Potentially, the focus of this library is really on the client side connecting portions. We have done very little performance work on the http_listener and don't have any current plans to. What kind of performance do you get if you remove the http_listener and just use your existing ATL server with our http_client?

Jun 8, 2015 at 7:18 PM
Hi Steve,

ATL Server is an old technology from Microsoft which uses SOAP for communication (supported until VS2005). This is not compatible with http_client unfortunately.

Have you done any performance analysis of http_client with WCF as the http listener?

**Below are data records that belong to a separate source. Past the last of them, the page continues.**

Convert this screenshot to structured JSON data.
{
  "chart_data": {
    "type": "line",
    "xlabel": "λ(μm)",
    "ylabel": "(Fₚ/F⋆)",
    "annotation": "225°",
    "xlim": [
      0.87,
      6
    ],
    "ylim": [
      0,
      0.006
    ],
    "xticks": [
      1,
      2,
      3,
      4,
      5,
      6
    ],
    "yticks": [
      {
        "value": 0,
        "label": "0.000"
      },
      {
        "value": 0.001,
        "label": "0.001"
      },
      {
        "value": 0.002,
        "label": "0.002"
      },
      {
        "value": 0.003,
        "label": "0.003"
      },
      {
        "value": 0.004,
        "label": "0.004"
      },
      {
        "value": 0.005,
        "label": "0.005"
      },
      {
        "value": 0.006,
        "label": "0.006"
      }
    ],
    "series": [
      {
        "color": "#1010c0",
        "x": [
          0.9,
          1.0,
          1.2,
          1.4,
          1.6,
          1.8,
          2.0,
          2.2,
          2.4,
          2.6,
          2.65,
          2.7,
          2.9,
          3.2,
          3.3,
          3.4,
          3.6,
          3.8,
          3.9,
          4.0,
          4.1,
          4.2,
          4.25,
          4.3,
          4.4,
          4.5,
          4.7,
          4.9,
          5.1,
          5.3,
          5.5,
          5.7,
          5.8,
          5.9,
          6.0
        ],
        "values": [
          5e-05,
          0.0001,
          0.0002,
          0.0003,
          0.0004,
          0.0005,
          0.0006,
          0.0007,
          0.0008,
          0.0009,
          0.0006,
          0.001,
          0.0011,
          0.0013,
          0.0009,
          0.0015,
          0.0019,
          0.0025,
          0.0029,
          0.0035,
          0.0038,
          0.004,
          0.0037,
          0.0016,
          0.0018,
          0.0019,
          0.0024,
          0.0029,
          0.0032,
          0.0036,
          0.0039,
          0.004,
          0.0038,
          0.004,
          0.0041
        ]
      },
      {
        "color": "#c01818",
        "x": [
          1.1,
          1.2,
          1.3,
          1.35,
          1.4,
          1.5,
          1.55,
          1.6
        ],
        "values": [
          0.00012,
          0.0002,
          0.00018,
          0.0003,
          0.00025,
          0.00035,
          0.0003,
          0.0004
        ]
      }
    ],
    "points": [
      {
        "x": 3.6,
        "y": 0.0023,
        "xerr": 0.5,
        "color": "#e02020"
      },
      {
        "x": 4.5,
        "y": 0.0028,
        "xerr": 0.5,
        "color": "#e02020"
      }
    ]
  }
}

Is there any possibility that the focus on http_listener in REST SDK will never be picked up in future and will it get dropped out from the future plan?

Jun 8, 2015 at 7:22 PM
Hi Ganesha,

Regarding the http_listener - we are not actively doing any work on it right now and don't currently have any plans to. It is missing some important features and hasn't received the same amount of work as other parts of the library. This is the reason it is marked as beta and in an experimental namespace.

Jun 9, 2015 at 3:04 PM
Hi Steve,

I did 2 things today.
  • Used 2.6.0 of REST SDK instead of 2.5.0. There seems to be some fix in 2.6. for http_listener.
  • Used a different client system
    The download of data is now very fast (between 1 to 1.5 sec)! So this is certainly a good news.:-)
Now could you please elaborate a bit on "It is missing some important features" in your previous message.

Jun 9, 2015 at 4:28 PM
Hi Ganesha,

A few examples of major features missing include, authentication, HTTPS (only implemented on Windows), and persistent connections (only implemented on Windows).

Jun 9, 2015 at 5:41 PM
Hi Steve,

I am interested only in Windows deployment. So do you mean the features in http_listener are almost complete for Windows deployment? Anything is missing for Windows?

Jun 9, 2015 at 5:53 PM
On all the platforms I consider the http_listener to still be a beta state. Depending on what features you want or need it might be complete enough, there is no authentication support, no client or server certificate support, very few if any configuration options. You can take a look at the outstanding issues, by clicking the "Issues" tab and selecting the http_listener component. From a quality perspective we didn't do any scale testing, reliability testing (since a server component), very little performance work has been done.

You always could implement and contribute back any features if you wanted to as well.

Jun 9, 2015 at 6:20 PM
Thanks Steve. Let me check other aspects that we need.